If you're a SAS programmer who now uses SAS Viya and CAS, it's worth your time to optimize your existing programs to take advantage of the new environment. This post is a continuation of my SAS Global Forum 2020 paper Best Practices for Converting SAS® Code to Leverage SAS® Cloud Analytic Services and my SGF 2020 Super Demo.
The best approach for refactoring SAS code for SAS Viya has a few steps:
- First, "lift and shift" your existing code to run successfully in the compute server for SAS Viya.
- Next, create CASLIB statements to all of your data sources: i.e. sas7bdat, CSV files, parquet files, relational databases, cloud data sources, etc.
- Finally, identify the longest running steps so you know where you have the biggest opportunities. For example, look at steps where the "real time" is 30 minutes or longer, as well as steps that are CPU bound. CPU-bound steps are steps where the CPU time is equal to or greater than the real time for that step.
To help us identify those steps we can leverage a new utility to analyze SAS logs and create reports to help us understand the Real Time and CPU Time for each step. Read on to learn more about this final step in the code refactoring process.
The application will read SAS Batch Server, SAS Stored Process Server, and SAS Workspace Server logs and SAS 9 logs that end-users save to disk. It creates a descending Real Time (Clock Time) report and a step frequency report. To view the reports delivered with the application use SAS Viya. In addition to the reports the data sets all reports are based on can be found in the .../assessment/datamart/summarizeSASLogSteps directory. If you do not have SAS Viya you can process the sumlogs_results.sas7bdat using SAS 9. Here is the SAS code to accomplish that.

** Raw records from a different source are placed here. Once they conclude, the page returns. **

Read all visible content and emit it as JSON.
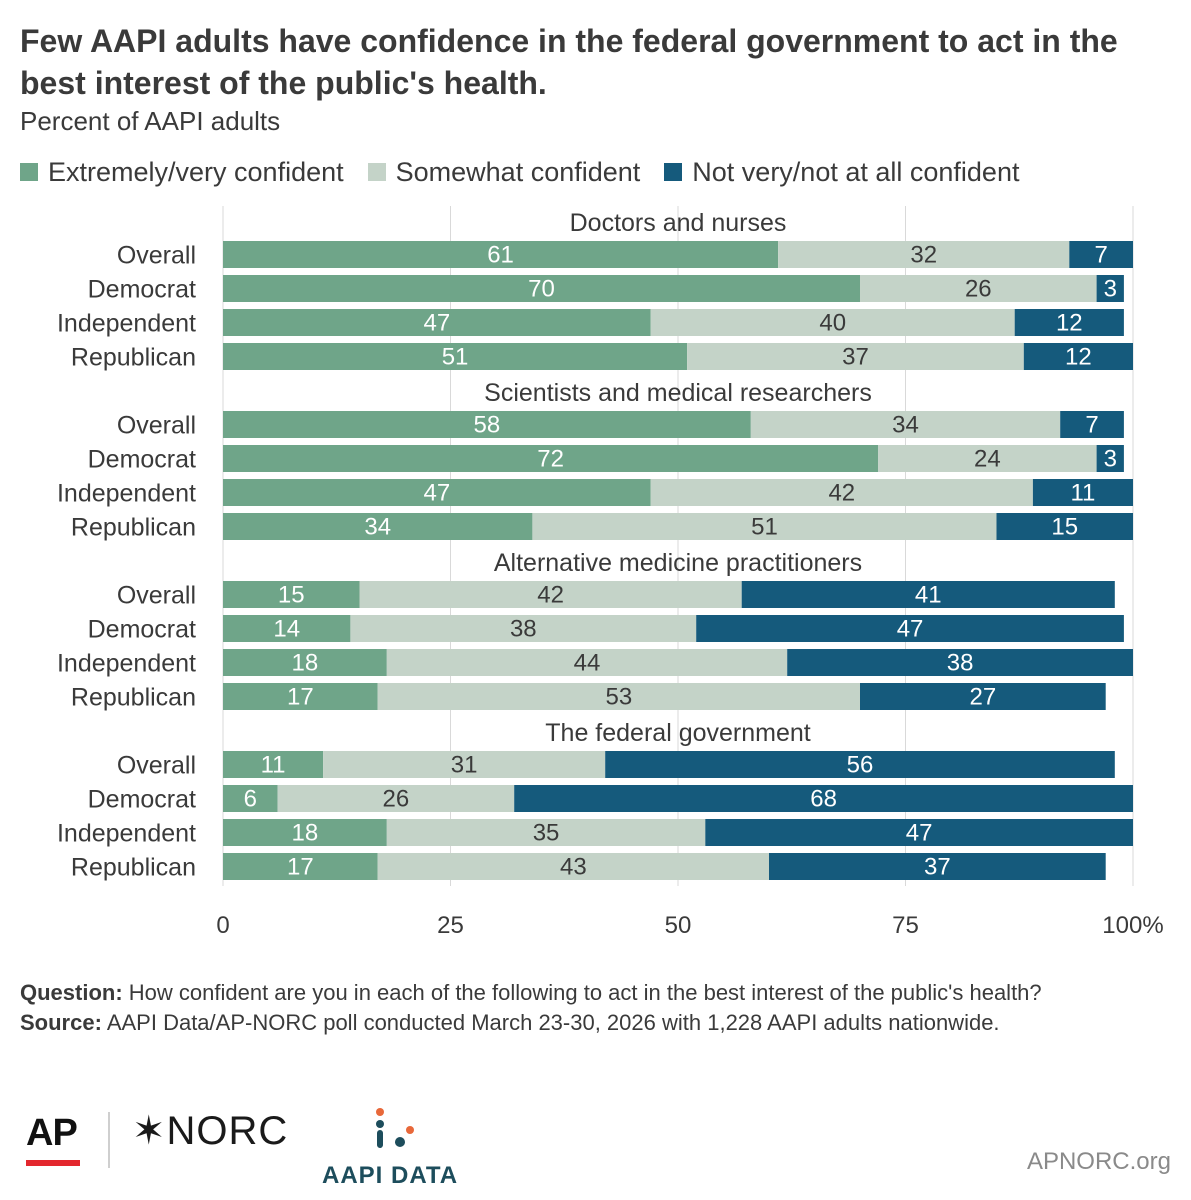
{
  "title": "Few AAPI adults have confidence in the federal government to act in the best interest of the public's health.",
  "subtitle": "Percent of AAPI adults",
  "colors": {
    "extremely_very": "#6fa589",
    "somewhat": "#c4d3c8",
    "not_very": "#155a7c",
    "grid": "#d9d9d9",
    "text": "#3a3a3a"
  },
  "chart_data": {
    "type": "bar",
    "orientation": "horizontal-stacked",
    "legend": [
      "Extremely/very confident",
      "Somewhat confident",
      "Not very/not at all confident"
    ],
    "legend_position": "top",
    "xlim": [
      0,
      100
    ],
    "xticks": [
      "0",
      "25",
      "50",
      "75",
      "100"
    ],
    "x_unit": "%",
    "grid": true,
    "groups": [
      {
        "title": "Doctors and nurses",
        "rows": [
          {
            "label": "Overall",
            "values": [
              61,
              32,
              7
            ]
          },
          {
            "label": "Democrat",
            "values": [
              70,
              26,
              3
            ]
          },
          {
            "label": "Independent",
            "values": [
              47,
              40,
              12
            ]
          },
          {
            "label": "Republican",
            "values": [
              51,
              37,
              12
            ]
          }
        ]
      },
      {
        "title": "Scientists and medical researchers",
        "rows": [
          {
            "label": "Overall",
            "values": [
              58,
              34,
              7
            ]
          },
          {
            "label": "Democrat",
            "values": [
              72,
              24,
              3
            ]
          },
          {
            "label": "Independent",
            "values": [
              47,
              42,
              11
            ]
          },
          {
            "label": "Republican",
            "values": [
              34,
              51,
              15
            ]
          }
        ]
      },
      {
        "title": "Alternative medicine practitioners",
        "rows": [
          {
            "label": "Overall",
            "values": [
              15,
              42,
              41
            ]
          },
          {
            "label": "Democrat",
            "values": [
              14,
              38,
              47
            ]
          },
          {
            "label": "Independent",
            "values": [
              18,
              44,
              38
            ]
          },
          {
            "label": "Republican",
            "values": [
              17,
              53,
              27
            ]
          }
        ]
      },
      {
        "title": "The federal government",
        "rows": [
          {
            "label": "Overall",
            "values": [
              11,
              31,
              56
            ]
          },
          {
            "label": "Democrat",
            "values": [
              6,
              26,
              68
            ]
          },
          {
            "label": "Independent",
            "values": [
              18,
              35,
              47
            ]
          },
          {
            "label": "Republican",
            "values": [
              17,
              43,
              37
            ]
          }
        ]
      }
    ]
  },
  "notes": {
    "question_label": "Question:",
    "question_text": " How confident are you in each of the following to act in the best interest of the public's health?",
    "source_label": "Source:",
    "source_text": " AAPI Data/AP-NORC poll conducted March 23-30, 2026 with 1,228 AAPI adults nationwide."
  },
  "logos": {
    "ap": "AP",
    "norc": "✶NORC",
    "aapi_data": "AAPI DATA"
  },
  "site": "APNORC.org"
}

/* Windows LIBNAME sample*/ libname logs "C:\path\to\SAS 9 Content Assessmet Applications\v2021.2.5\assessment\datamart\summarizelogs"; /* Linux or AIX LIBNAME sample*/ libname logs "/path/to/SAS 9 Content Assessmet Applications/v2021.2.5/assessment/datamart/summarizelogs"; proc sort data=logs.sumlogs_results out=work.logs; by descending real_time; run; proc print data=work.logs; run; proc freq data=work.logs; table step; run;
The reports are derived by picking up on SAS log entries like this:
NOTE: PROCEDURE SGPLOT used (Total process time): real time 2.79 seconds cpu time 0.08 seconds NOTE: The SAS System used: real time 1:08.86 cpu time 1:18.18
Descending Real Time Report
Figure 1 contains an example of the descending real time report. In this report we observe in the Step column that the longest running step is a PROC LOGISTIC that takes over 14 hours (Real Time column) and from the SAS log called Sample3.log (File Name column). The best way to use this report is to focus on steps that take longer than 30 minutes. In our case we have 9 steps from 3 SAS logs. Now that we know that we can review the details of each step and then benchmark if that step would run faster by leveraging SAS® Cloud Analytic Services (CAS). Note, for CAS to process data, all data must be in CAS tables and the step must be coded using CAS-enabled steps.
How to get the Application
The application is delivered starting with SAS 9 Content Assessment v2021.2.5. To download the application click here. The name of the application is: summarizeSASLogSteps.
Documentation on how to configure and run the application is located in the ..../assessment/doc folder and called SASContentAssessment.pdf.
In order to understand which steps are good candidates for leveraging the in-memory engine CAS, we must first understand the real time and CPU time of each step. Then we can benchmark which engine in SAS Viya is appropriate for that step i.e., the compute server or CAS.